- Davide Giacalone
- Sabato, 23 Aprile 2016
L’ennesimo scontro di chiacchiere, fra politica e giustizia, o, meglio, fra politici e magistrati, serve a nulla. Scena tante volte e inutilmente ripetuta. Eppure si presenta un’occasione, nel momento in cui a capo dell’Associazione nazionale magistrati si trova chi da venticinque anni prova a “girare l’Italia come un calzino”, mentre a Palazzo Chigi si trova un capo della sinistra, finalmente accortosi che c’è stata “barbarie giustizialista”. Sarà sprecata, l’occasione, ma c’è.
Piercamillo Davigo è una persona seria. E’ escluso che reciti, crede in quel che dice. E se dice che la presunzione d’innocenza è un fatto tecnico, mentre l’accusa è più che sufficiente affinché l’accusato debba rendere conto ai suoi pari di quel che ha detto o fatto, lo pensa veramente. Se dice che le norme che regolano le intercettazioni telefoniche sono in grado di tutelare la vita privata degli intercettati, nel mentre li sentiamo contarsi a vicenda i peli nel naso, dice una cosa di cui è seriamente convinto: se scopro che vai con un trans metto la notizia nel fascicolo, benché non sia reato, perché il tuo avvocato difensore potrebbe trovarci l’alibi mancante, la dimostrazione che mentre eri con quella (o quello) non potevi certo essere altrove a delinquere. Una specie di incubo totalitario, ma non privo di forza intellettuale.
Essendo una persona seria, però, Davigo non può non riconoscere che un tale immenso potere, consegnato nelle mani di chi si trova a gestirlo perché ha superato un concorso, comporta anche delle responsabilità. L’infermiera arrestata perché pluriassassina e poi liberata perché non sussistono gli elementi della custodia cautelare, è comunque una cittadina che ancora a lungo dovrà pagare le spese legali della disavventura, mentre la sua immagine è stata e rimane di dominio pubblico. Nessuno chiede ai magistrati di non commettere errori (non sarebbe umano), ma occorre pagarli.
Matteo Renzi è una persona determinata. Fin troppo. E crede alla prevalenza della politica, non fosse altro perché fa il politico. Sa benissimo che serve a un piffero prendersela con la “barbarie giustizialista”, perché il suo mestiere consiste nel porre rimedio. Se ha alzato la voce per mettere le mani avanti, in vista di complicazioni giudiziarie, come i soliti ammiccanti e bene informati dicono, ha perso tempo. Se, invece, presterà orecchio alle tesi di Davigo, condivise dalla maggioranza dei magistrati, che lo hanno eletto loro presidente, allora potrà rendersi utile, riconciliando potere e responsabilità.

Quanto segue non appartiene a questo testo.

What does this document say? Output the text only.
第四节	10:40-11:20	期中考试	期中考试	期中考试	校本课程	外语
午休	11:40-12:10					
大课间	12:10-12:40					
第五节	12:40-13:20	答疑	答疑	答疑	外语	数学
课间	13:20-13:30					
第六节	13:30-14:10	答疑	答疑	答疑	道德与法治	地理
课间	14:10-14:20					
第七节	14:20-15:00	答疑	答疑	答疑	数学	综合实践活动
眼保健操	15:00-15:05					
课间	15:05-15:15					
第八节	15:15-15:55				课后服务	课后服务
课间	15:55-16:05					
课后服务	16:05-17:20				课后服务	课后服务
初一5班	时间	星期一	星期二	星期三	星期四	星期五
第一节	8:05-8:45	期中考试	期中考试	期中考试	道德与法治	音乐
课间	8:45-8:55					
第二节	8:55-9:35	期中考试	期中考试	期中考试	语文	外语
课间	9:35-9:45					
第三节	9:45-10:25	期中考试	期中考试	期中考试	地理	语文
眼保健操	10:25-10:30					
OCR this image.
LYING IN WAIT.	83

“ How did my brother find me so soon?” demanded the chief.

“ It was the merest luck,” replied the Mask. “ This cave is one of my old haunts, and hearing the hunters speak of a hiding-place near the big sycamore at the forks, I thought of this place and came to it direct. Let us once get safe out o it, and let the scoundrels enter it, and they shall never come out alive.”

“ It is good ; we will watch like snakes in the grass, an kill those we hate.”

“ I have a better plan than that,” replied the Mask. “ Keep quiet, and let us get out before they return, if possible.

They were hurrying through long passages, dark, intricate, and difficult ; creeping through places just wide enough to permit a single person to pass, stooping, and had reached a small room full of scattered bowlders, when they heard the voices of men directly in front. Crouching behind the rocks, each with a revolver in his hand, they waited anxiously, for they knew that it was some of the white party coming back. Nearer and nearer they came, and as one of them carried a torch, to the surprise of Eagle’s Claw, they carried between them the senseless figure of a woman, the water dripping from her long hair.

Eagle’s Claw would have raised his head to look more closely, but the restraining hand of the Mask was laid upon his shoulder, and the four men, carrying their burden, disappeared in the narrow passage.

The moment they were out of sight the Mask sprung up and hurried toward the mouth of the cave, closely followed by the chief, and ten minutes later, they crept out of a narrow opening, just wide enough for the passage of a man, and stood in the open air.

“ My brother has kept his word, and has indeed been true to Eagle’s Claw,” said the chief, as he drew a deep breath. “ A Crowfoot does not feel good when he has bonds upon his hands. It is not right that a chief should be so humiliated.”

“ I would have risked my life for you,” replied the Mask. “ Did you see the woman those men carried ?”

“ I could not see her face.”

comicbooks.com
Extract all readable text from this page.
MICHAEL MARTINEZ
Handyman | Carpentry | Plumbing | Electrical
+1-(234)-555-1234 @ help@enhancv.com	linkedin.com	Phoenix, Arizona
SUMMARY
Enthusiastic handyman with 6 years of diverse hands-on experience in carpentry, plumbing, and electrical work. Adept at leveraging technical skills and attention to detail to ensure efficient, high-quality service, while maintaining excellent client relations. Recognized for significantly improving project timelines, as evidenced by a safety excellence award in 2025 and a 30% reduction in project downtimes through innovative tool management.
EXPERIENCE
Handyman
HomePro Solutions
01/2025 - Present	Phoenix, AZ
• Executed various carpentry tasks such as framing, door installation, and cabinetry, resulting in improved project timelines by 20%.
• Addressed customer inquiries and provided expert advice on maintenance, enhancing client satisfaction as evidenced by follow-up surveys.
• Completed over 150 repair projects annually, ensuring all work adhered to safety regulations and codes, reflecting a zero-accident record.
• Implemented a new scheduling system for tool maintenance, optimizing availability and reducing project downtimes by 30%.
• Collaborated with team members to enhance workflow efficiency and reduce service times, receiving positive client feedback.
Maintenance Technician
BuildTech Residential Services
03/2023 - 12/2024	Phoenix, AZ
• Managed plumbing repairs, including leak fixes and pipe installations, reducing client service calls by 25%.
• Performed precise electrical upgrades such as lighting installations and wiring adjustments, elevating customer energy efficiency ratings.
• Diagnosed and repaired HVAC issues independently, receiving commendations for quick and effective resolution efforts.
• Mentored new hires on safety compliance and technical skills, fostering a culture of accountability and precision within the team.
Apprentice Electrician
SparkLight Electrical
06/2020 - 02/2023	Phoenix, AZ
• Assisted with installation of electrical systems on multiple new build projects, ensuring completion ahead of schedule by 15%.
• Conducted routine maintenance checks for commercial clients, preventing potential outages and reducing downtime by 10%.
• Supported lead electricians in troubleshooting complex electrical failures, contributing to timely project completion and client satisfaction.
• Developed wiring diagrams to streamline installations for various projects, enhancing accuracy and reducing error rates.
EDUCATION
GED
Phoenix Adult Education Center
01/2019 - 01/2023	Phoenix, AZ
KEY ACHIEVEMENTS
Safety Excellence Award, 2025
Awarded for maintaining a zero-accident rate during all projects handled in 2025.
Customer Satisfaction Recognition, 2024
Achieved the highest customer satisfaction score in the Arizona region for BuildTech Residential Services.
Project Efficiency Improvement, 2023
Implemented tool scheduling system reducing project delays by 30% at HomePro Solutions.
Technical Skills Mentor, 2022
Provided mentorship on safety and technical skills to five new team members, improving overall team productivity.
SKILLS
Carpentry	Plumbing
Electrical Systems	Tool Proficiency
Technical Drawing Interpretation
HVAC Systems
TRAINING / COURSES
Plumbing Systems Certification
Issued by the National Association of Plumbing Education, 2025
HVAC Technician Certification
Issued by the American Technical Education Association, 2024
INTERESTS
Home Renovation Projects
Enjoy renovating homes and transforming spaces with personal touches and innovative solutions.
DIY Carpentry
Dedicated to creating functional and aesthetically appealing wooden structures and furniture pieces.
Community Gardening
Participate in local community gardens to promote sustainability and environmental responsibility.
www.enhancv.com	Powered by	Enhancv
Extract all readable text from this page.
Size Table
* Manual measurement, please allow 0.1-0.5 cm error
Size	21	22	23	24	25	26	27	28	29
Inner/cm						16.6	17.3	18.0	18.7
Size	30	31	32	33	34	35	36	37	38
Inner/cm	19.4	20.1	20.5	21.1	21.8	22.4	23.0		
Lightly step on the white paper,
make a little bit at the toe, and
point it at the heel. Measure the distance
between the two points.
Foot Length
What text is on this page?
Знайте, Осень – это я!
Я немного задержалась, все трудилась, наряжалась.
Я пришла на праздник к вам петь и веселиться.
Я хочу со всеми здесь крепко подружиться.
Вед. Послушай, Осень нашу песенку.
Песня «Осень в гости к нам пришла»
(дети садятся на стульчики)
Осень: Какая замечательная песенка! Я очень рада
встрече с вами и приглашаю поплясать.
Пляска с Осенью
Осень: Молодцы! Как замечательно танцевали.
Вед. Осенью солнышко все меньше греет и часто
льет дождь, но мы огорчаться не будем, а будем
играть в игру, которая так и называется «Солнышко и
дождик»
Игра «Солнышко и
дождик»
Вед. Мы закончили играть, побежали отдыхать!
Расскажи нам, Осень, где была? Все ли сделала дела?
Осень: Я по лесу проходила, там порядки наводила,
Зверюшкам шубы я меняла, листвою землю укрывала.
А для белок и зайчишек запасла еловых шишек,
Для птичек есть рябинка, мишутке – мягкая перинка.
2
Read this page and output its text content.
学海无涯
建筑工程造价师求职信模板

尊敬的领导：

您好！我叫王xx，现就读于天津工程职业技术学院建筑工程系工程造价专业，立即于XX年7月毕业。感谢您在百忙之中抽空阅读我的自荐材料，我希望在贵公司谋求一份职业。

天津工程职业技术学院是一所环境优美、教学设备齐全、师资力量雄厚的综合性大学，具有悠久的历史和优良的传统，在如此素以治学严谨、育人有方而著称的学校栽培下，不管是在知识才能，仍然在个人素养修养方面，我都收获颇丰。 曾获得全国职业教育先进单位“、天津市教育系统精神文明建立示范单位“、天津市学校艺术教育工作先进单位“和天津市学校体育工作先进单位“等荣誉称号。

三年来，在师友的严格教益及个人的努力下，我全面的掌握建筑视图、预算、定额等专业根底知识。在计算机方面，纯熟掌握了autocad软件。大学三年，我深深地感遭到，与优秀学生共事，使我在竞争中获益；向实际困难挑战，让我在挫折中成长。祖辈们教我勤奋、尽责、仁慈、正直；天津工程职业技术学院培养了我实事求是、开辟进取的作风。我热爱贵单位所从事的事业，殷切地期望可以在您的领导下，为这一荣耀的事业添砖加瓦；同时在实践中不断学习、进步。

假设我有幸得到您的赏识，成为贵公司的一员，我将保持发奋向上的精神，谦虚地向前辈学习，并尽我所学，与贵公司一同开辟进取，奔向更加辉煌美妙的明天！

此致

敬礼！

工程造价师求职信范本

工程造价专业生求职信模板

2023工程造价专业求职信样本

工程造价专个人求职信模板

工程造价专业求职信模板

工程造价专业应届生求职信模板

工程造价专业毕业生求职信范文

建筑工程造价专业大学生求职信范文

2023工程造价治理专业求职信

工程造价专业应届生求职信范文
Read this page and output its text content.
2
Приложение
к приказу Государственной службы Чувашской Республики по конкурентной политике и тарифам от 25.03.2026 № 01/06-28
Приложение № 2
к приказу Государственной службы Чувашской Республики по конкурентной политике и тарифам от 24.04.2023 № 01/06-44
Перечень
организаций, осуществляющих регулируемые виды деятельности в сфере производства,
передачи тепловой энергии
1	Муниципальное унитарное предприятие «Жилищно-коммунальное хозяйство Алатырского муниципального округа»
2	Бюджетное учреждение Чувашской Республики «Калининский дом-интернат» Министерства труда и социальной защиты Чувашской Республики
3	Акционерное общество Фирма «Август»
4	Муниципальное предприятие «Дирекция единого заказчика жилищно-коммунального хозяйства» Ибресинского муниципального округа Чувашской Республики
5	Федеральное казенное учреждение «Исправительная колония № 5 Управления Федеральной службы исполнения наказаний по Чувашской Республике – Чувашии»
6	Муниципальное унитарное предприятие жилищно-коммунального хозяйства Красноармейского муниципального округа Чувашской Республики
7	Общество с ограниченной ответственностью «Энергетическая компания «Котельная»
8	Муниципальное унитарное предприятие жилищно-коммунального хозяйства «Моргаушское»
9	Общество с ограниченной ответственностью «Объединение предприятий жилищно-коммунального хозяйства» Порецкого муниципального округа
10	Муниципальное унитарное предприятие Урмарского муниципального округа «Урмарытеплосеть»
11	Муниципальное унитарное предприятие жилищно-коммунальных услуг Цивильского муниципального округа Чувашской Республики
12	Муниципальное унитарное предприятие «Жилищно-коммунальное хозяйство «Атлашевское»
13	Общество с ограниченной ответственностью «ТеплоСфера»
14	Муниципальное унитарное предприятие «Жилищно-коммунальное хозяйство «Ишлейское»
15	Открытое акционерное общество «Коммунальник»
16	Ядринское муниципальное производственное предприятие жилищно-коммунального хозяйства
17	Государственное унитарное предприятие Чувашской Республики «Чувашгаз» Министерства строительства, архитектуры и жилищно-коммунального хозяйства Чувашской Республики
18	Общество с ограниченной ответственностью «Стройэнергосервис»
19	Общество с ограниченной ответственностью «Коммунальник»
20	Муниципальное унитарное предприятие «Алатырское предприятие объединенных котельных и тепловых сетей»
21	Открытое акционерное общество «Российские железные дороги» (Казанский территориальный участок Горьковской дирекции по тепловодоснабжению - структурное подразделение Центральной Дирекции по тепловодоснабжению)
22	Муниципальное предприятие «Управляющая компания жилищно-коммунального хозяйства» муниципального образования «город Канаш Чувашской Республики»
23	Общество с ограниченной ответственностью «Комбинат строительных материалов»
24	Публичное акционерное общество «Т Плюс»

I rimedi sono: a. separazione delle carriere (come in tutto il mondo civilizzato); b. cancellazione dell’obbligatorietà dell’azione penale. L’Anm strillerà, ma sarà facile rispondere: la politica non ha diritto di parlare di “giustizia a orologeria” ed è giusto che voi siate liberi nel fare il vostro lavoro, ma avendo a lungo studiato il diritto vi sarete accorti che le leggi non le fate voi, ma il Parlamento. Un procuratore ringhiante e severissimo, come Davigo, potrebbe anche essere benemerito. Ma quando comincia a perdere processi, non amministrati da suoi colleghi, lo si mette alla porta. Per incapacità.
Quelle due riforme risolverebbero anche il tema delle intercettazioni, perché a pubblicare i sospiri d’alcova per poi vedere gli accusati restare innocenti si propizia il proprio cambio di mestiere, ove l’accusatore abbia il compito di convincere un non collega a condannare l’imputato. Si può perdere una volta, si può perdere diverse volte, ma se si perde più di quanto si vinca, avendo scelto di accusare, manca la vocazione.
Renzi avrà il coraggio e la forza di fare cose così ovvie? Non credo. Vedo il brodino insipido messo a bollire sulle intercettazioni e m’accorgo che s’è imboccata la solita strada: minuscole interdizioni, che non cambiano nulla. L’essere accostati a Silvio Berlusconi, in questa materia, comporta un giudizio morale solo per gli stolti e i faziosi. Il guaio è riprodurne le polemiche improduttive, perdendo altro tempo e occasioni.